A goal is a dream with a deadlineNapoleon Hill
According to Merriam Webster, a New Year’s resolution is “a promise to do something differently in the New Year”. But how many people make promises they brake all the time? Over time, people started taking New Year’s resolutions quite lightly… as sort of wishful thinking. Wherein they have dreams and ambitions they hope to achieve but lack the resolve to achieve them. A resolution requires determination and a course of action. Here are some tips to get you started on making New Year’s resolutions as well as holding yourself accountable to achieving your goals.
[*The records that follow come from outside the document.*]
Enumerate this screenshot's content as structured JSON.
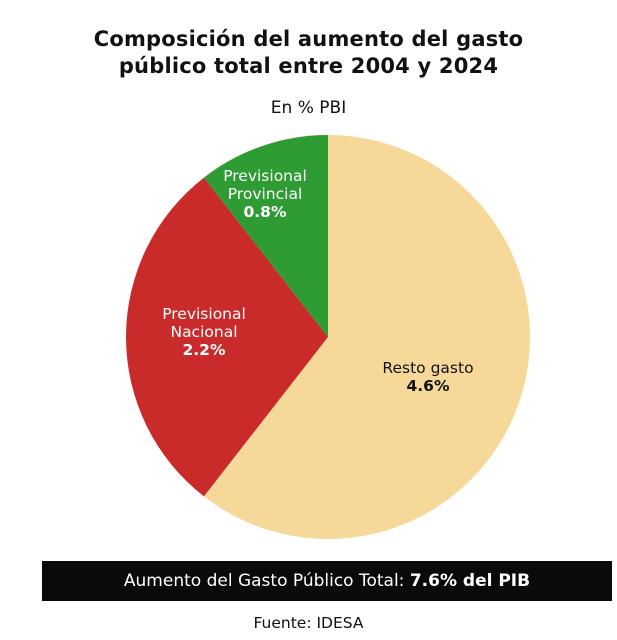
{
  "title_line1": "Composición del aumento del gasto",
  "title_line2": "público total entre 2004 y 2024",
  "subtitle": "En % PBI",
  "chart_data": {
    "type": "pie",
    "slices": [
      {
        "name_lines": [
          "Resto gasto"
        ],
        "value": 4.6,
        "value_label": "4.6%",
        "color": "#f6d898",
        "text_color": "#111111"
      },
      {
        "name_lines": [
          "Previsional",
          "Nacional"
        ],
        "value": 2.2,
        "value_label": "2.2%",
        "color": "#c92a2a",
        "text_color": "#ffffff"
      },
      {
        "name_lines": [
          "Previsional",
          "Provincial"
        ],
        "value": 0.8,
        "value_label": "0.8%",
        "color": "#2e9c33",
        "text_color": "#ffffff"
      }
    ],
    "start": "12 o'clock",
    "direction": "clockwise"
  },
  "banner": {
    "text": "Aumento del  Gasto Público Total: ",
    "bold": "7.6% del PIB"
  },
  "source": "Fuente: IDESA"
}
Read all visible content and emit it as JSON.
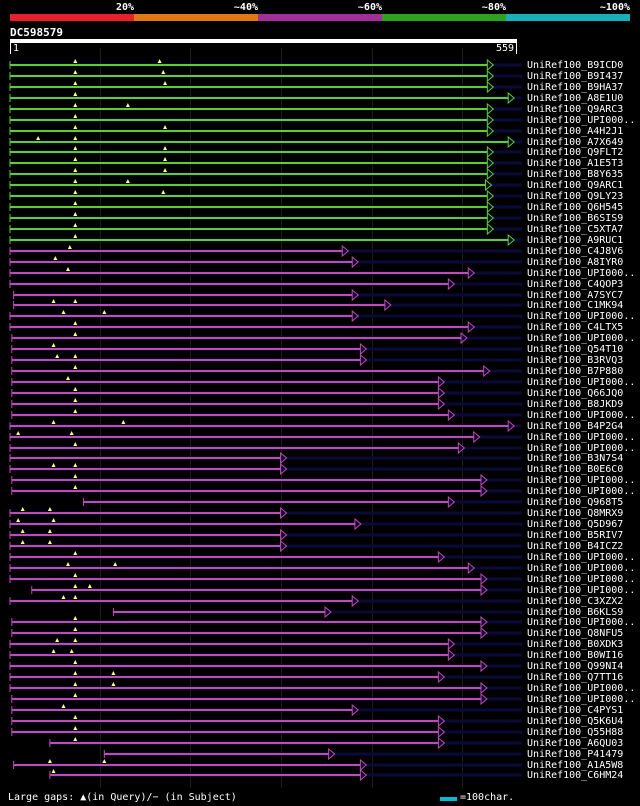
{
  "legend": [
    {
      "label": "20%",
      "color": "#e8202a"
    },
    {
      "label": "~40%",
      "color": "#e07818"
    },
    {
      "label": "~60%",
      "color": "#a03098"
    },
    {
      "label": "~80%",
      "color": "#30a020"
    },
    {
      "label": "~100%",
      "color": "#18b0b8"
    }
  ],
  "query": {
    "id": "DC598579",
    "start_label": "1",
    "end_label": "559",
    "length": 559
  },
  "colors": {
    "green": "#5cd02a",
    "purple": "#c04ab8",
    "track": "#0a0a3a",
    "marker": "#ffff80",
    "gridline": "#1d1d1d"
  },
  "hits": [
    {
      "name": "UniRef100_B9ICD0",
      "color": "green",
      "start": 1,
      "end": 534,
      "gaps": [
        73,
        166
      ]
    },
    {
      "name": "UniRef100_B9I437",
      "color": "green",
      "start": 1,
      "end": 534,
      "gaps": [
        73,
        170
      ]
    },
    {
      "name": "UniRef100_B9HA37",
      "color": "green",
      "start": 1,
      "end": 534,
      "gaps": [
        73,
        172
      ]
    },
    {
      "name": "UniRef100_A8E1U0",
      "color": "green",
      "start": 1,
      "end": 557,
      "gaps": [
        73
      ]
    },
    {
      "name": "UniRef100_Q9ARC3",
      "color": "green",
      "start": 1,
      "end": 534,
      "gaps": [
        73,
        131
      ]
    },
    {
      "name": "UniRef100_UPI000..",
      "color": "green",
      "start": 1,
      "end": 534,
      "gaps": [
        73
      ]
    },
    {
      "name": "UniRef100_A4H2J1",
      "color": "green",
      "start": 1,
      "end": 534,
      "gaps": [
        73,
        172
      ]
    },
    {
      "name": "UniRef100_A7X649",
      "color": "green",
      "start": 1,
      "end": 557,
      "gaps": [
        32,
        73
      ]
    },
    {
      "name": "UniRef100_Q9FLT2",
      "color": "green",
      "start": 1,
      "end": 534,
      "gaps": [
        73,
        172
      ]
    },
    {
      "name": "UniRef100_A1E5T3",
      "color": "green",
      "start": 1,
      "end": 534,
      "gaps": [
        73,
        172
      ]
    },
    {
      "name": "UniRef100_B8Y635",
      "color": "green",
      "start": 1,
      "end": 534,
      "gaps": [
        73,
        172
      ]
    },
    {
      "name": "UniRef100_Q9ARC1",
      "color": "green",
      "start": 1,
      "end": 532,
      "gaps": [
        73,
        131
      ]
    },
    {
      "name": "UniRef100_Q9LY23",
      "color": "green",
      "start": 1,
      "end": 534,
      "gaps": [
        73,
        170
      ]
    },
    {
      "name": "UniRef100_Q6H545",
      "color": "green",
      "start": 1,
      "end": 534,
      "gaps": [
        73
      ]
    },
    {
      "name": "UniRef100_B6SIS9",
      "color": "green",
      "start": 1,
      "end": 534,
      "gaps": [
        73
      ]
    },
    {
      "name": "UniRef100_C5XTA7",
      "color": "green",
      "start": 1,
      "end": 534,
      "gaps": [
        73
      ]
    },
    {
      "name": "UniRef100_A9RUC1",
      "color": "green",
      "start": 1,
      "end": 557,
      "gaps": [
        73
      ]
    },
    {
      "name": "UniRef100_C4J8V6",
      "color": "purple",
      "start": 1,
      "end": 374,
      "gaps": [
        67
      ]
    },
    {
      "name": "UniRef100_A8IYR0",
      "color": "purple",
      "start": 1,
      "end": 385,
      "gaps": [
        51
      ]
    },
    {
      "name": "UniRef100_UPI000..",
      "color": "purple",
      "start": 1,
      "end": 513,
      "gaps": [
        65
      ]
    },
    {
      "name": "UniRef100_C4QOP3",
      "color": "purple",
      "start": 1,
      "end": 491,
      "gaps": []
    },
    {
      "name": "UniRef100_A7SYC7",
      "color": "purple",
      "start": 5,
      "end": 385,
      "gaps": []
    },
    {
      "name": "UniRef100_C1MK94",
      "color": "purple",
      "start": 5,
      "end": 421,
      "gaps": [
        49,
        73
      ]
    },
    {
      "name": "UniRef100_UPI000..",
      "color": "purple",
      "start": 1,
      "end": 385,
      "gaps": [
        60,
        105
      ]
    },
    {
      "name": "UniRef100_C4LTX5",
      "color": "purple",
      "start": 1,
      "end": 513,
      "gaps": [
        73
      ]
    },
    {
      "name": "UniRef100_UPI000..",
      "color": "purple",
      "start": 3,
      "end": 505,
      "gaps": [
        73
      ]
    },
    {
      "name": "UniRef100_Q54T10",
      "color": "purple",
      "start": 3,
      "end": 394,
      "gaps": [
        49
      ]
    },
    {
      "name": "UniRef100_B3RVQ3",
      "color": "purple",
      "start": 3,
      "end": 394,
      "gaps": [
        53,
        73
      ]
    },
    {
      "name": "UniRef100_B7P880",
      "color": "purple",
      "start": 3,
      "end": 530,
      "gaps": [
        73
      ]
    },
    {
      "name": "UniRef100_UPI000..",
      "color": "purple",
      "start": 3,
      "end": 480,
      "gaps": [
        65
      ]
    },
    {
      "name": "UniRef100_Q66JQ0",
      "color": "purple",
      "start": 3,
      "end": 480,
      "gaps": [
        73
      ]
    },
    {
      "name": "UniRef100_B8JKD9",
      "color": "purple",
      "start": 3,
      "end": 480,
      "gaps": [
        73
      ]
    },
    {
      "name": "UniRef100_UPI000..",
      "color": "purple",
      "start": 3,
      "end": 491,
      "gaps": [
        73
      ]
    },
    {
      "name": "UniRef100_B4P2G4",
      "color": "purple",
      "start": 1,
      "end": 557,
      "gaps": [
        49,
        126
      ]
    },
    {
      "name": "UniRef100_UPI000..",
      "color": "purple",
      "start": 1,
      "end": 519,
      "gaps": [
        10,
        69
      ]
    },
    {
      "name": "UniRef100_UPI000..",
      "color": "purple",
      "start": 1,
      "end": 502,
      "gaps": [
        73
      ]
    },
    {
      "name": "UniRef100_B3N7S4",
      "color": "purple",
      "start": 1,
      "end": 306,
      "gaps": []
    },
    {
      "name": "UniRef100_B0E6C0",
      "color": "purple",
      "start": 1,
      "end": 306,
      "gaps": [
        49,
        73
      ]
    },
    {
      "name": "UniRef100_UPI000..",
      "color": "purple",
      "start": 3,
      "end": 527,
      "gaps": [
        73
      ]
    },
    {
      "name": "UniRef100_UPI000..",
      "color": "purple",
      "start": 3,
      "end": 527,
      "gaps": [
        73
      ]
    },
    {
      "name": "UniRef100_Q968T5",
      "color": "purple",
      "start": 82,
      "end": 491,
      "gaps": []
    },
    {
      "name": "UniRef100_Q8MRX9",
      "color": "purple",
      "start": 1,
      "end": 306,
      "gaps": [
        15,
        45
      ]
    },
    {
      "name": "UniRef100_Q5D967",
      "color": "purple",
      "start": 1,
      "end": 388,
      "gaps": [
        10,
        49
      ]
    },
    {
      "name": "UniRef100_B5RIV7",
      "color": "purple",
      "start": 1,
      "end": 306,
      "gaps": [
        15,
        45
      ]
    },
    {
      "name": "UniRef100_B4ICZ2",
      "color": "purple",
      "start": 1,
      "end": 306,
      "gaps": [
        15,
        45
      ]
    },
    {
      "name": "UniRef100_UPI000..",
      "color": "purple",
      "start": 1,
      "end": 480,
      "gaps": [
        73
      ]
    },
    {
      "name": "UniRef100_UPI000..",
      "color": "purple",
      "start": 1,
      "end": 513,
      "gaps": [
        65,
        117
      ]
    },
    {
      "name": "UniRef100_UPI000..",
      "color": "purple",
      "start": 1,
      "end": 527,
      "gaps": [
        73
      ]
    },
    {
      "name": "UniRef100_UPI000..",
      "color": "purple",
      "start": 25,
      "end": 527,
      "gaps": [
        73,
        89
      ]
    },
    {
      "name": "UniRef100_C3XZX2",
      "color": "purple",
      "start": 1,
      "end": 385,
      "gaps": [
        60,
        73
      ]
    },
    {
      "name": "UniRef100_B6KLS9",
      "color": "purple",
      "start": 115,
      "end": 355,
      "gaps": []
    },
    {
      "name": "UniRef100_UPI000..",
      "color": "purple",
      "start": 3,
      "end": 527,
      "gaps": [
        73
      ]
    },
    {
      "name": "UniRef100_Q8NFU5",
      "color": "purple",
      "start": 3,
      "end": 527,
      "gaps": [
        73
      ]
    },
    {
      "name": "UniRef100_B0XDK3",
      "color": "purple",
      "start": 1,
      "end": 491,
      "gaps": [
        53,
        73
      ]
    },
    {
      "name": "UniRef100_B0WI16",
      "color": "purple",
      "start": 1,
      "end": 491,
      "gaps": [
        49,
        69
      ]
    },
    {
      "name": "UniRef100_Q99NI4",
      "color": "purple",
      "start": 1,
      "end": 527,
      "gaps": [
        73
      ]
    },
    {
      "name": "UniRef100_Q7TT16",
      "color": "purple",
      "start": 1,
      "end": 480,
      "gaps": [
        73,
        115
      ]
    },
    {
      "name": "UniRef100_UPI000..",
      "color": "purple",
      "start": 1,
      "end": 527,
      "gaps": [
        73,
        115
      ]
    },
    {
      "name": "UniRef100_UPI000..",
      "color": "purple",
      "start": 3,
      "end": 527,
      "gaps": [
        73
      ]
    },
    {
      "name": "UniRef100_C4PYS1",
      "color": "purple",
      "start": 3,
      "end": 385,
      "gaps": [
        60
      ]
    },
    {
      "name": "UniRef100_Q5K6U4",
      "color": "purple",
      "start": 3,
      "end": 480,
      "gaps": [
        73
      ]
    },
    {
      "name": "UniRef100_Q55H88",
      "color": "purple",
      "start": 3,
      "end": 480,
      "gaps": [
        73
      ]
    },
    {
      "name": "UniRef100_A6QU03",
      "color": "purple",
      "start": 45,
      "end": 480,
      "gaps": [
        73
      ]
    },
    {
      "name": "UniRef100_P41479",
      "color": "purple",
      "start": 105,
      "end": 359,
      "gaps": []
    },
    {
      "name": "UniRef100_A1A5W8",
      "color": "purple",
      "start": 5,
      "end": 394,
      "gaps": [
        45,
        105
      ]
    },
    {
      "name": "UniRef100_C6HM24",
      "color": "purple",
      "start": 45,
      "end": 394,
      "gaps": [
        49
      ]
    }
  ],
  "footer": {
    "large_gaps_text": "Large gaps: ▲(in Query)/− (in Subject)",
    "scale_text": "=100char."
  }
}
1. Make then doable, set a deadline
Almost everyone is familiar with Napoleon Hill’s quote stating, “A goal is a dream with a deadline.” The same is true for New Year’s resolutions. Resolutions are smaller objectives from various aspects of our lives that contribute to our achieving our ultimate goals. And every good objective requires a deadline so that one can appreciate the journey it has taken from the conceptualisation of the aim to its execution and eventually the results stemming from achieving the desired goal. In short, a resolution needs to be feasible; it should be achieved within a specified amount of time.
2. Write them down
Anyone who writes quite often understands the gravity of noting things down. In one fleeting second, a great idea pops into your head and you believe in its brilliance so much so that you believe you will never forget it. A few moments later the idea has vanished. New Year’s resolutions can be easily forgotten in the same way if they are not written down. It is easy now to have wishful thoughts of a fruitful year with great achievements but if they are not written on a physical place then they remain wishes that can easily be forgotten. Therefore, whatever your resolutions are, even they are ideas that would be expounded upon over time, even thoughts or intentions, it’s best to write it down. Writing a notion down helps with its development over time.
3. Keep them close
Writing New Year’s resolutions is easy, we just ask ourselves what we wish for and write them down. Then we close the book or lose the piece of paper and forget about it. The best place to keep your resolutions is in a place you use regularly, for instance, the first page of your diary/planner or as saved jpegs-turned- wallpapers for your computer or phone. Seeing things constantly ingrains them in our subconscious, making us aware of them at all times. If the objectives are constantly in sight, they are a constant reminder for you to work towards your intended outcomes.
4. Be committed
Nothing is more fearsome than commitment. The thought of doing something constantly is not appealing to most. As humans we like to leave some things to chance, we like to be spontaneous and not drilled into a routine. You might find that resolutions, like staying healthy or eating better, are the hardest to keep because they require consistency and commitment. Although routines do get dull after some time, what will see you through is the willingness to change the important aspects of your goals. It is important to have short-term goals that lead you to a bigger goal. For instance, having a New Year’s resolution to eat healthy can be broken down into several weekly segments that allow you to change the routine throughout the year. Short commitment plans seem much more appealing than one tedious annual plan.
5. Leave room for change
As much as it is important to stick to your New Year resolutions, it is important to understand that they are not written in stone. The universe plays a great role in our lives, our lives change as seasons do. Sometimes we have good days and sometimes we have bad days. All these determine how far we will get in our resolution to change certain aspects of our lives. If our lives can change at the drop of a hat, so can our goals of the year. It is not how often we fall off course but how we carry on after the disruption. You might have to change your objectives to keep up with the changes in your life; the most important thing is not to give up on your goals but rather to restructure them in a way that works with the changes around you. Be willing to adjust your goals according to your current environment.